Until the mid 1600s urban parks were private; the exclusive domain of wealthy families and royalty. By the mid 1800s urban parks were starting to be seen as a way to serve the public and later as a remedy to social ills caused by the Industrial Revolution and overcrowding in lower-income neighbourhoods.
Today urban parks are increasingly being created from reclaimed lands in and around cities. This photographic narrative offers a timeline of urban parks beginning in 1660, when St. James’ Park in London was made available to the public, up to the present day. It illustrates the evolving nature of urban parks over time and the philosophies behind them, reflecting the cultural history and role they play as places of social encounter and of self-staging in public space – predecessing today’s social media networks.
When wealthy Euopeans set off on their Grand Tour of the continent in the 1800s, they expected Switzerland to inspire them with vistas of sublime grandeur. The landscape’s untamed romanticism was a crucial component of Switzerland’s national identity and cultural prestige. Today, the Swiss landscape often resembles a theater set, where tourists are transported to officially designated areas of natural beauty to gaze upon epic views from the safety of stage-managed viewpoints. This process is referred to by the American scholar Dean MacCannell as “sight sacralization”: a place is named, then framed and elevated, before being enshrined, mechanically reproduced and finally socially reproduced across a variety of media. Tourists are both performers and spectators, part of the circle of representation in which “all we see is seen through the kaleidoscope of all that we have seen before” (Andy Grundberg).
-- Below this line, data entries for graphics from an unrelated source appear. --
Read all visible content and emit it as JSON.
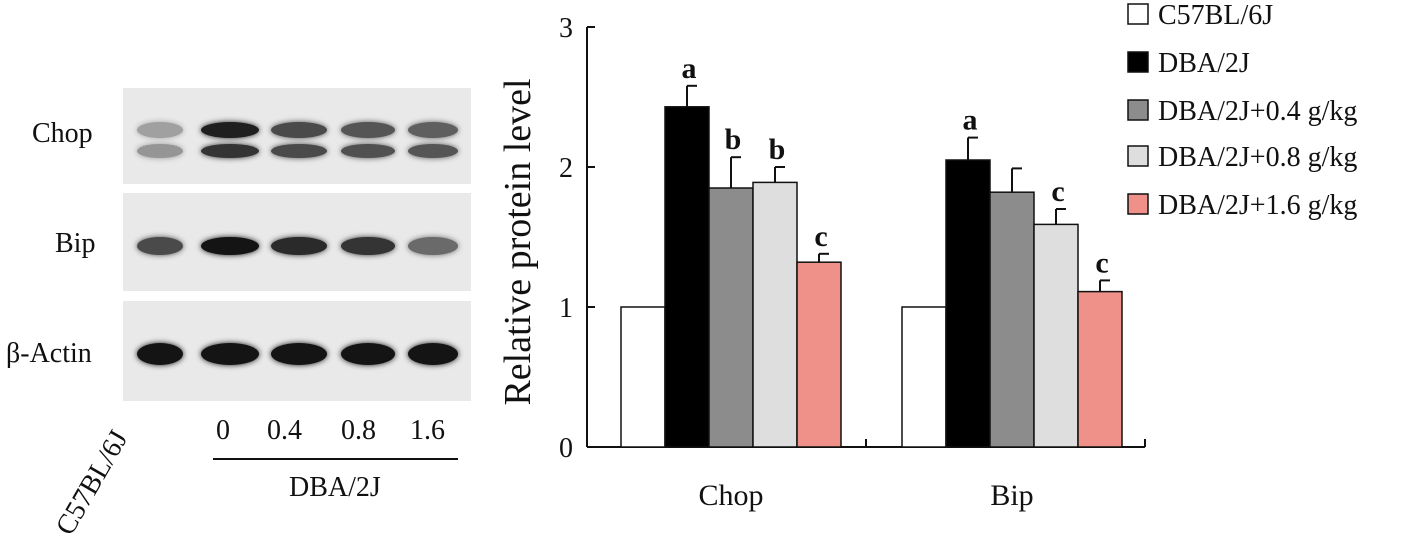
{
  "blot": {
    "rows": [
      {
        "label": "Chop",
        "bands": [
          [
            0.35,
            0.4
          ],
          [
            0.95,
            0.85
          ],
          [
            0.75,
            0.75
          ],
          [
            0.7,
            0.72
          ],
          [
            0.65,
            0.7
          ]
        ]
      },
      {
        "label": "Bip",
        "bands": [
          [
            0.75
          ],
          [
            1.0
          ],
          [
            0.9
          ],
          [
            0.85
          ],
          [
            0.6
          ]
        ]
      },
      {
        "label": "β-Actin",
        "bands": [
          [
            1.0
          ],
          [
            1.0
          ],
          [
            1.0
          ],
          [
            1.0
          ],
          [
            1.0
          ]
        ]
      }
    ],
    "lanes": [
      "C57BL/6J",
      "0",
      "0.4",
      "0.8",
      "1.6"
    ],
    "group_label": "DBA/2J"
  },
  "colors": {
    "C57BL/6J": "#ffffff",
    "DBA/2J": "#000000",
    "DBA/2J+0.4 g/kg": "#8c8c8c",
    "DBA/2J+0.8 g/kg": "#dedede",
    "DBA/2J+1.6 g/kg": "#ef9189"
  },
  "chart_data": {
    "type": "bar",
    "categories": [
      "Chop",
      "Bip"
    ],
    "ylabel": "Relative protein level",
    "ylim": [
      0,
      3
    ],
    "yticks": [
      "0",
      "1",
      "2",
      "3"
    ],
    "grid": false,
    "legend_position": "right",
    "series": [
      {
        "name": "C57BL/6J",
        "values": [
          1.0,
          1.0
        ],
        "errors": [
          0,
          0
        ],
        "labels": [
          "",
          ""
        ]
      },
      {
        "name": "DBA/2J",
        "values": [
          2.43,
          2.05
        ],
        "errors": [
          0.15,
          0.16
        ],
        "labels": [
          "a",
          "a"
        ]
      },
      {
        "name": "DBA/2J+0.4 g/kg",
        "values": [
          1.85,
          1.82
        ],
        "errors": [
          0.22,
          0.17
        ],
        "labels": [
          "b",
          ""
        ]
      },
      {
        "name": "DBA/2J+0.8 g/kg",
        "values": [
          1.89,
          1.59
        ],
        "errors": [
          0.11,
          0.11
        ],
        "labels": [
          "b",
          "c"
        ]
      },
      {
        "name": "DBA/2J+1.6 g/kg",
        "values": [
          1.32,
          1.11
        ],
        "errors": [
          0.06,
          0.08
        ],
        "labels": [
          "c",
          "c"
        ]
      }
    ]
  }
}
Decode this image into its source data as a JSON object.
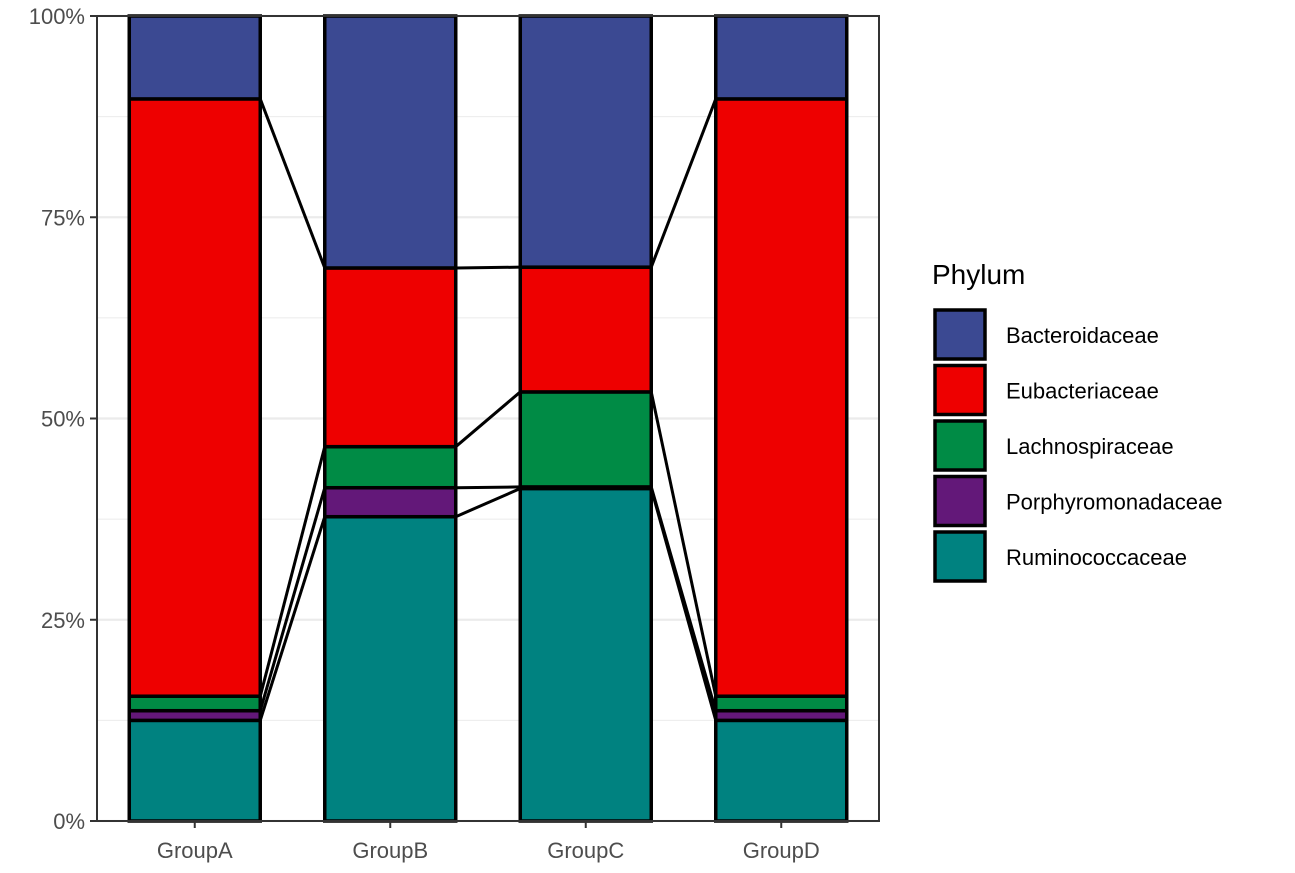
{
  "chart_data": {
    "type": "bar",
    "stacked": true,
    "percent": true,
    "categories": [
      "GroupA",
      "GroupB",
      "GroupC",
      "GroupD"
    ],
    "series": [
      {
        "name": "Ruminococcaceae",
        "color": "#008280",
        "values": [
          12.5,
          37.8,
          41.3,
          12.5
        ]
      },
      {
        "name": "Porphyromonadaceae",
        "color": "#631879",
        "values": [
          1.2,
          3.6,
          0.2,
          1.2
        ]
      },
      {
        "name": "Lachnospiraceae",
        "color": "#008B45",
        "values": [
          1.8,
          5.1,
          11.8,
          1.8
        ]
      },
      {
        "name": "Eubacteriaceae",
        "color": "#EE0000",
        "values": [
          74.2,
          22.2,
          15.5,
          74.2
        ]
      },
      {
        "name": "Bacteroidaceae",
        "color": "#3B4992",
        "values": [
          10.3,
          31.3,
          31.2,
          10.3
        ]
      }
    ],
    "ylim": [
      0,
      100
    ],
    "yticks": [
      "0%",
      "25%",
      "50%",
      "75%",
      "100%"
    ],
    "xlabel": "",
    "ylabel": "",
    "legend": {
      "title": "Phylum",
      "position": "right",
      "items": [
        "Bacteroidaceae",
        "Eubacteriaceae",
        "Lachnospiraceae",
        "Porphyromonadaceae",
        "Ruminococcaceae"
      ]
    },
    "grid": true,
    "connector_lines": true
  }
}
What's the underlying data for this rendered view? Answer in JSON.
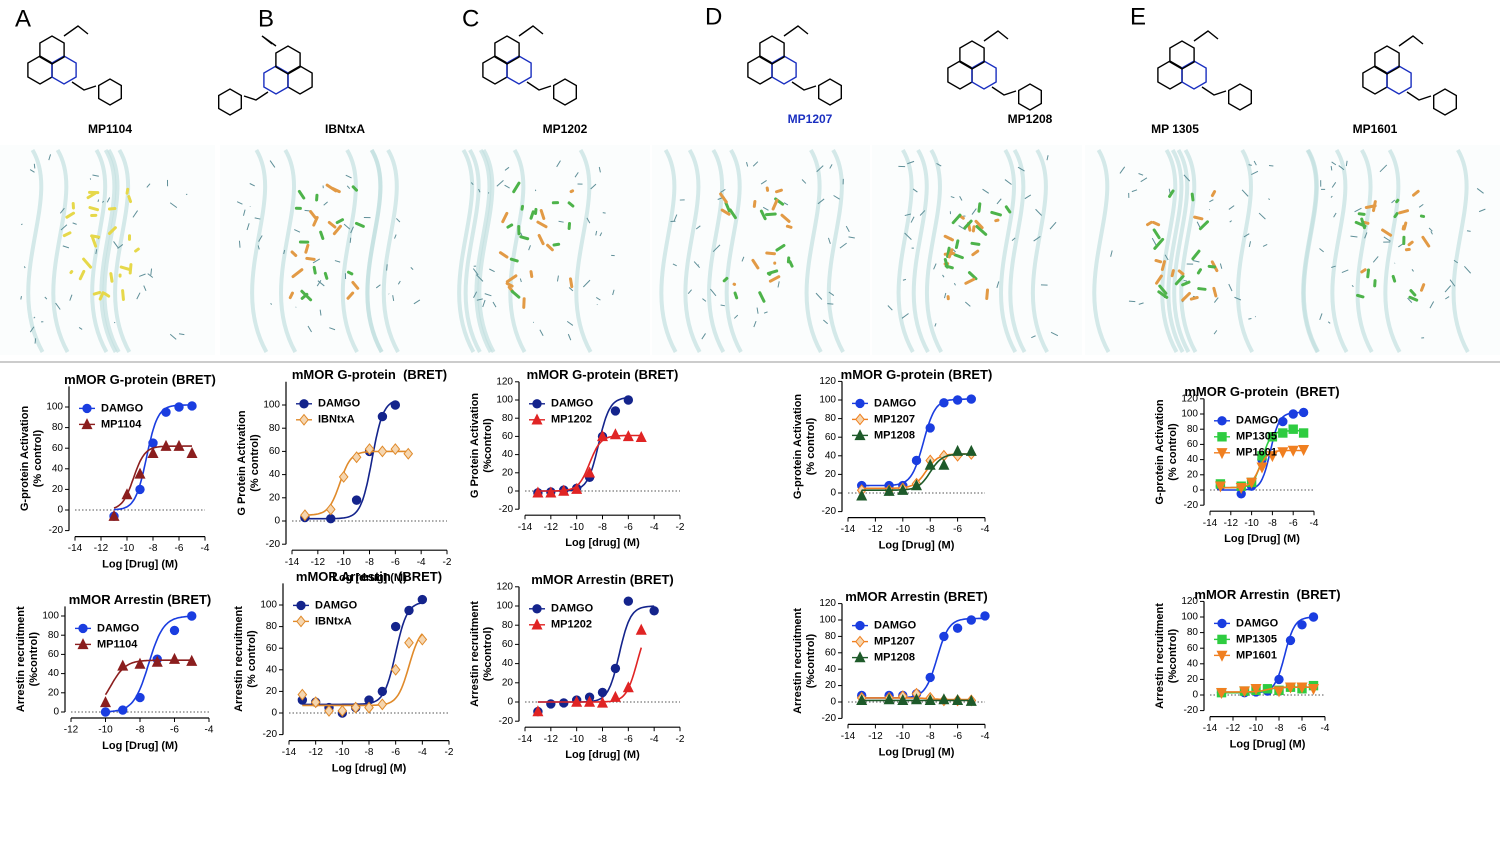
{
  "panel_letters": [
    "A",
    "B",
    "C",
    "D",
    "E"
  ],
  "compounds": [
    {
      "name": "MP1104",
      "color": "#000000"
    },
    {
      "name": "IBNtxA",
      "color": "#000000"
    },
    {
      "name": "MP1202",
      "color": "#000000"
    },
    {
      "name": "MP1207",
      "color": "#1a2fc0"
    },
    {
      "name": "MP1208",
      "color": "#000000"
    },
    {
      "name": "MP 1305",
      "color": "#000000"
    },
    {
      "name": "MP1601",
      "color": "#000000"
    }
  ],
  "chart_data": [
    {
      "type": "scatter",
      "title": "mMOR G-protein (BRET)",
      "ylabel": [
        "G-protein Activation",
        "(% control)"
      ],
      "xlabel": "Log [Drug] (M)",
      "xlim": [
        -14,
        -4
      ],
      "xticks": [
        -14,
        -12,
        -10,
        -8,
        -6,
        -4
      ],
      "ylim": [
        -20,
        120
      ],
      "yticks": [
        -20,
        0,
        20,
        40,
        60,
        80,
        100
      ],
      "series": [
        {
          "name": "DAMGO",
          "color": "#1a3de0",
          "marker": "circle",
          "x": [
            -11,
            -9,
            -8,
            -7,
            -6,
            -5
          ],
          "values": [
            -6,
            20,
            65,
            95,
            100,
            101
          ],
          "fit": {
            "bottom": 0,
            "top": 102,
            "logec50": -8.5
          }
        },
        {
          "name": "MP1104",
          "color": "#8b1e1e",
          "marker": "triangle",
          "x": [
            -11,
            -10,
            -9,
            -8,
            -7,
            -6,
            -5
          ],
          "values": [
            -6,
            15,
            35,
            55,
            62,
            62,
            55
          ],
          "fit": {
            "bottom": 0,
            "top": 62,
            "logec50": -9.5
          }
        }
      ]
    },
    {
      "type": "scatter",
      "title": "mMOR G-protein  (BRET)",
      "ylabel": [
        "G Protein Activation",
        "(% control)"
      ],
      "xlabel": "Log [drug] (M)",
      "xlim": [
        -14,
        -2
      ],
      "xticks": [
        -14,
        -12,
        -10,
        -8,
        -6,
        -4,
        -2
      ],
      "ylim": [
        -20,
        120
      ],
      "yticks": [
        -20,
        0,
        20,
        40,
        60,
        80,
        100
      ],
      "series": [
        {
          "name": "DAMGO",
          "color": "#14248c",
          "marker": "circle",
          "x": [
            -13,
            -11,
            -9,
            -8,
            -7,
            -6
          ],
          "values": [
            3,
            2,
            18,
            60,
            90,
            100
          ],
          "fit": {
            "bottom": 2,
            "top": 105,
            "logec50": -7.8
          }
        },
        {
          "name": "IBNtxA",
          "color": "#e08a2a",
          "marker": "diamond",
          "x": [
            -13,
            -11,
            -10,
            -9,
            -8,
            -7,
            -6,
            -5
          ],
          "values": [
            5,
            10,
            38,
            55,
            62,
            60,
            62,
            58
          ],
          "fit": {
            "bottom": 5,
            "top": 60,
            "logec50": -10.3
          }
        }
      ]
    },
    {
      "type": "scatter",
      "title": "mMOR G-protein (BRET)",
      "ylabel": [
        "G Protein Activation",
        "(%control)"
      ],
      "xlabel": "Log [drug] (M)",
      "xlim": [
        -14,
        -2
      ],
      "xticks": [
        -14,
        -12,
        -10,
        -8,
        -6,
        -4,
        -2
      ],
      "ylim": [
        -20,
        120
      ],
      "yticks": [
        -20,
        0,
        20,
        40,
        60,
        80,
        100,
        120
      ],
      "series": [
        {
          "name": "DAMGO",
          "color": "#14248c",
          "marker": "circle",
          "x": [
            -13,
            -12,
            -11,
            -10,
            -9,
            -8,
            -7,
            -6
          ],
          "values": [
            -2,
            -1,
            1,
            3,
            15,
            60,
            88,
            100
          ],
          "fit": {
            "bottom": 0,
            "top": 103,
            "logec50": -8.3
          }
        },
        {
          "name": "MP1202",
          "color": "#e02424",
          "marker": "triangle",
          "x": [
            -13,
            -12,
            -11,
            -10,
            -9,
            -8,
            -7,
            -6,
            -5
          ],
          "values": [
            -2,
            -2,
            0,
            2,
            20,
            60,
            62,
            60,
            59
          ],
          "fit": {
            "bottom": 0,
            "top": 61,
            "logec50": -9.0
          }
        }
      ]
    },
    {
      "type": "scatter",
      "title": "mMOR G-protein (BRET)",
      "ylabel": [
        "G-protein Activation",
        "(% control)"
      ],
      "xlabel": "Log [Drug] (M)",
      "xlim": [
        -14,
        -4
      ],
      "xticks": [
        -14,
        -12,
        -10,
        -8,
        -6,
        -4
      ],
      "ylim": [
        -20,
        120
      ],
      "yticks": [
        -20,
        0,
        20,
        40,
        60,
        80,
        100,
        120
      ],
      "series": [
        {
          "name": "DAMGO",
          "color": "#1a3de0",
          "marker": "circle",
          "x": [
            -13,
            -11,
            -10,
            -9,
            -8,
            -7,
            -6,
            -5
          ],
          "values": [
            8,
            8,
            8,
            35,
            70,
            97,
            100,
            101
          ],
          "fit": {
            "bottom": 8,
            "top": 101,
            "logec50": -8.5
          }
        },
        {
          "name": "MP1207",
          "color": "#f08020",
          "marker": "diamond",
          "x": [
            -13,
            -11,
            -10,
            -9,
            -8,
            -7,
            -6,
            -5
          ],
          "values": [
            3,
            3,
            5,
            10,
            35,
            40,
            40,
            42
          ],
          "fit": {
            "bottom": 5,
            "top": 42,
            "logec50": -8.3
          }
        },
        {
          "name": "MP1208",
          "color": "#1e5a2a",
          "marker": "triangle",
          "x": [
            -13,
            -11,
            -10,
            -9,
            -8,
            -7,
            -6,
            -5
          ],
          "values": [
            -3,
            2,
            3,
            8,
            30,
            30,
            45,
            45
          ],
          "fit": {
            "bottom": 3,
            "top": 42,
            "logec50": -8.0
          }
        }
      ]
    },
    {
      "type": "scatter",
      "title": "mMOR G-protein  (BRET)",
      "ylabel": [
        "G-protein Activation",
        "(% control)"
      ],
      "xlabel": "Log [Drug] (M)",
      "xlim": [
        -14,
        -4
      ],
      "xticks": [
        -14,
        -12,
        -10,
        -8,
        -6,
        -4
      ],
      "ylim": [
        -20,
        120
      ],
      "yticks": [
        -20,
        0,
        20,
        40,
        60,
        80,
        100,
        120
      ],
      "series": [
        {
          "name": "DAMGO",
          "color": "#1a3de0",
          "marker": "circle",
          "x": [
            -13,
            -11,
            -10,
            -9,
            -8,
            -7,
            -6,
            -5
          ],
          "values": [
            5,
            -5,
            5,
            40,
            70,
            90,
            100,
            102
          ],
          "fit": {
            "bottom": 0,
            "top": 102,
            "logec50": -8.2
          }
        },
        {
          "name": "MP1305",
          "color": "#2ecc40",
          "marker": "square",
          "x": [
            -13,
            -11,
            -10,
            -9,
            -8,
            -7,
            -6,
            -5
          ],
          "values": [
            8,
            5,
            10,
            45,
            70,
            75,
            80,
            75
          ],
          "fit": {
            "bottom": 3,
            "top": 78,
            "logec50": -9.0
          }
        },
        {
          "name": "MP1601",
          "color": "#f07f20",
          "marker": "triangle-down",
          "x": [
            -13,
            -11,
            -10,
            -9,
            -8,
            -7,
            -6,
            -5
          ],
          "values": [
            5,
            3,
            10,
            30,
            45,
            50,
            52,
            53
          ],
          "fit": {
            "bottom": 3,
            "top": 52,
            "logec50": -9.3
          }
        }
      ]
    },
    {
      "type": "scatter",
      "title": "mMOR Arrestin (BRET)",
      "ylabel": [
        "Arrestin recruitment",
        "(%control)"
      ],
      "xlabel": "Log [Drug] (M)",
      "xlim": [
        -12,
        -4
      ],
      "xticks": [
        -12,
        -10,
        -8,
        -6,
        -4
      ],
      "ylim": [
        0,
        110
      ],
      "yticks": [
        0,
        20,
        40,
        60,
        80,
        100
      ],
      "series": [
        {
          "name": "DAMGO",
          "color": "#1a3de0",
          "marker": "circle",
          "x": [
            -10,
            -9,
            -8,
            -7,
            -6,
            -5
          ],
          "values": [
            0,
            2,
            15,
            55,
            85,
            100
          ],
          "fit": {
            "bottom": 0,
            "top": 100,
            "logec50": -7.5
          }
        },
        {
          "name": "MP1104",
          "color": "#8b1e1e",
          "marker": "triangle",
          "x": [
            -10,
            -9,
            -8,
            -7,
            -6,
            -5
          ],
          "values": [
            10,
            48,
            50,
            52,
            55,
            53
          ],
          "fit": {
            "bottom": 0,
            "top": 54,
            "logec50": -9.7
          }
        }
      ]
    },
    {
      "type": "scatter",
      "title": "mMOR Arrestin  (BRET)",
      "ylabel": [
        "Arrestin recruitment",
        "(% control)"
      ],
      "xlabel": "Log [drug] (M)",
      "xlim": [
        -14,
        -2
      ],
      "xticks": [
        -14,
        -12,
        -10,
        -8,
        -6,
        -4,
        -2
      ],
      "ylim": [
        -20,
        120
      ],
      "yticks": [
        -20,
        0,
        20,
        40,
        60,
        80,
        100
      ],
      "series": [
        {
          "name": "DAMGO",
          "color": "#14248c",
          "marker": "circle",
          "x": [
            -13,
            -12,
            -11,
            -10,
            -9,
            -8,
            -7,
            -6,
            -5,
            -4
          ],
          "values": [
            12,
            10,
            5,
            0,
            5,
            12,
            20,
            80,
            95,
            105
          ],
          "fit": {
            "bottom": 8,
            "top": 103,
            "logec50": -6.0
          }
        },
        {
          "name": "IBNtxA",
          "color": "#e08a2a",
          "marker": "diamond",
          "x": [
            -13,
            -12,
            -11,
            -10,
            -9,
            -8,
            -7,
            -6,
            -5,
            -4
          ],
          "values": [
            17,
            10,
            2,
            2,
            5,
            5,
            8,
            40,
            65,
            68
          ],
          "fit": {
            "bottom": 7,
            "top": 80,
            "logec50": -5.0
          }
        }
      ]
    },
    {
      "type": "scatter",
      "title": "mMOR Arrestin (BRET)",
      "ylabel": [
        "Arrestin recruitment",
        "(%control)"
      ],
      "xlabel": "Log [drug] (M)",
      "xlim": [
        -14,
        -2
      ],
      "xticks": [
        -14,
        -12,
        -10,
        -8,
        -6,
        -4,
        -2
      ],
      "ylim": [
        -20,
        120
      ],
      "yticks": [
        -20,
        0,
        20,
        40,
        60,
        80,
        100,
        120
      ],
      "series": [
        {
          "name": "DAMGO",
          "color": "#14248c",
          "marker": "circle",
          "x": [
            -13,
            -12,
            -11,
            -10,
            -9,
            -8,
            -7,
            -6,
            -4
          ],
          "values": [
            -10,
            -2,
            -1,
            2,
            5,
            10,
            35,
            105,
            95
          ],
          "fit": {
            "bottom": 0,
            "top": 100,
            "logec50": -6.7
          }
        },
        {
          "name": "MP1202",
          "color": "#e02424",
          "marker": "triangle",
          "x": [
            -13,
            -10,
            -9,
            -8,
            -7,
            -6,
            -5
          ],
          "values": [
            -10,
            0,
            0,
            -1,
            5,
            15,
            75
          ],
          "fit": {
            "bottom": 0,
            "top": 85,
            "logec50": -5.3
          }
        }
      ]
    },
    {
      "type": "scatter",
      "title": "mMOR Arrestin (BRET)",
      "ylabel": [
        "Arrestin recruitment",
        "(%control)"
      ],
      "xlabel": "Log [Drug] (M)",
      "xlim": [
        -14,
        -4
      ],
      "xticks": [
        -14,
        -12,
        -10,
        -8,
        -6,
        -4
      ],
      "ylim": [
        -20,
        120
      ],
      "yticks": [
        -20,
        0,
        20,
        40,
        60,
        80,
        100,
        120
      ],
      "series": [
        {
          "name": "DAMGO",
          "color": "#1a3de0",
          "marker": "circle",
          "x": [
            -13,
            -11,
            -10,
            -9,
            -8,
            -7,
            -6,
            -5,
            -4
          ],
          "values": [
            8,
            8,
            8,
            10,
            30,
            80,
            90,
            100,
            105
          ],
          "fit": {
            "bottom": 5,
            "top": 102,
            "logec50": -7.5
          }
        },
        {
          "name": "MP1207",
          "color": "#f08020",
          "marker": "diamond",
          "x": [
            -13,
            -11,
            -10,
            -9,
            -8,
            -7,
            -6,
            -5
          ],
          "values": [
            5,
            5,
            7,
            10,
            5,
            2,
            2,
            2
          ],
          "fit": {
            "bottom": 5,
            "top": 3,
            "logec50": -8
          }
        },
        {
          "name": "MP1208",
          "color": "#1e5a2a",
          "marker": "triangle",
          "x": [
            -13,
            -11,
            -10,
            -9,
            -8,
            -7,
            -6,
            -5
          ],
          "values": [
            2,
            3,
            2,
            3,
            2,
            3,
            2,
            1
          ],
          "fit": {
            "bottom": 2,
            "top": 2,
            "logec50": -8
          }
        }
      ]
    },
    {
      "type": "scatter",
      "title": "mMOR Arrestin  (BRET)",
      "ylabel": [
        "Arrestin recruitment",
        "(%control)"
      ],
      "xlabel": "Log [Drug] (M)",
      "xlim": [
        -14,
        -4
      ],
      "xticks": [
        -14,
        -12,
        -10,
        -8,
        -6,
        -4
      ],
      "ylim": [
        -20,
        120
      ],
      "yticks": [
        -20,
        0,
        20,
        40,
        60,
        80,
        100,
        120
      ],
      "series": [
        {
          "name": "DAMGO",
          "color": "#1a3de0",
          "marker": "circle",
          "x": [
            -13,
            -11,
            -10,
            -9,
            -8,
            -7,
            -6,
            -5
          ],
          "values": [
            3,
            3,
            4,
            5,
            20,
            70,
            90,
            100
          ],
          "fit": {
            "bottom": 3,
            "top": 100,
            "logec50": -7.5
          }
        },
        {
          "name": "MP1305",
          "color": "#2ecc40",
          "marker": "square",
          "x": [
            -13,
            -11,
            -10,
            -9,
            -8,
            -7,
            -6,
            -5
          ],
          "values": [
            3,
            5,
            6,
            8,
            6,
            10,
            8,
            12
          ],
          "fit": {
            "bottom": 3,
            "top": 10,
            "logec50": -9
          }
        },
        {
          "name": "MP1601",
          "color": "#f07f20",
          "marker": "triangle-down",
          "x": [
            -13,
            -11,
            -10,
            -8,
            -7,
            -6,
            -5
          ],
          "values": [
            3,
            5,
            8,
            5,
            10,
            10,
            8
          ],
          "fit": {
            "bottom": 4,
            "top": 10,
            "logec50": -9
          }
        }
      ]
    }
  ]
}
These large-format tableaux photographs are taken of viewing platforms at some of the most photographed places in Switzerland. The locations were sourced using the online mapping software Sightsmap that creates popularity heatmaps based on crowdsourcing geo-tagged photographs uploaded to the Internet. The work raises questions relating to aesthetics, performance, and individual and collective identities. This series was commissioned by Fotostiftung Schweiz and Musée de l’Elysée in Lausanne, where it will be on show October 25 to January 7, 2018.
In „The Last Moment“ Simon Roberts uses techniques of scanning, layering, marking and masking to create stripped-back, abstract images in which circles of various sizes float free in semi-transparent skies.
Much has been written about the huge number of photographs being produced daily on a global scale, of the changing role of the photographer and the constant need to document our lives and the world around us. It is within this social, technological and psychological context that Roberts produced this series of work. In a first step he scanned photographs of key world events that he had collected from British broadsheet newspapers. The act of scanning the entire surface of the printed newspaper is a physical gesture and is followed by an act of mark making: every occasion in which someone is using a camera, whether a pocket-sized phone camera or a professional digital SLR, is noted and then circled, so that only the device is visible. The idea of transluscense, especially as it relates to optics and lenses, is central to the work. Roberts masks off the background, but not entirely, using a white layer to create a ghostly veneer – a negative space – patterned by different constellations of artificial disembodied ‘eyes’. Translucidity is not only a visual aesthetic running through „The Last Moment“ but a metaphor for the various ways cameras function and are used in today’s societies.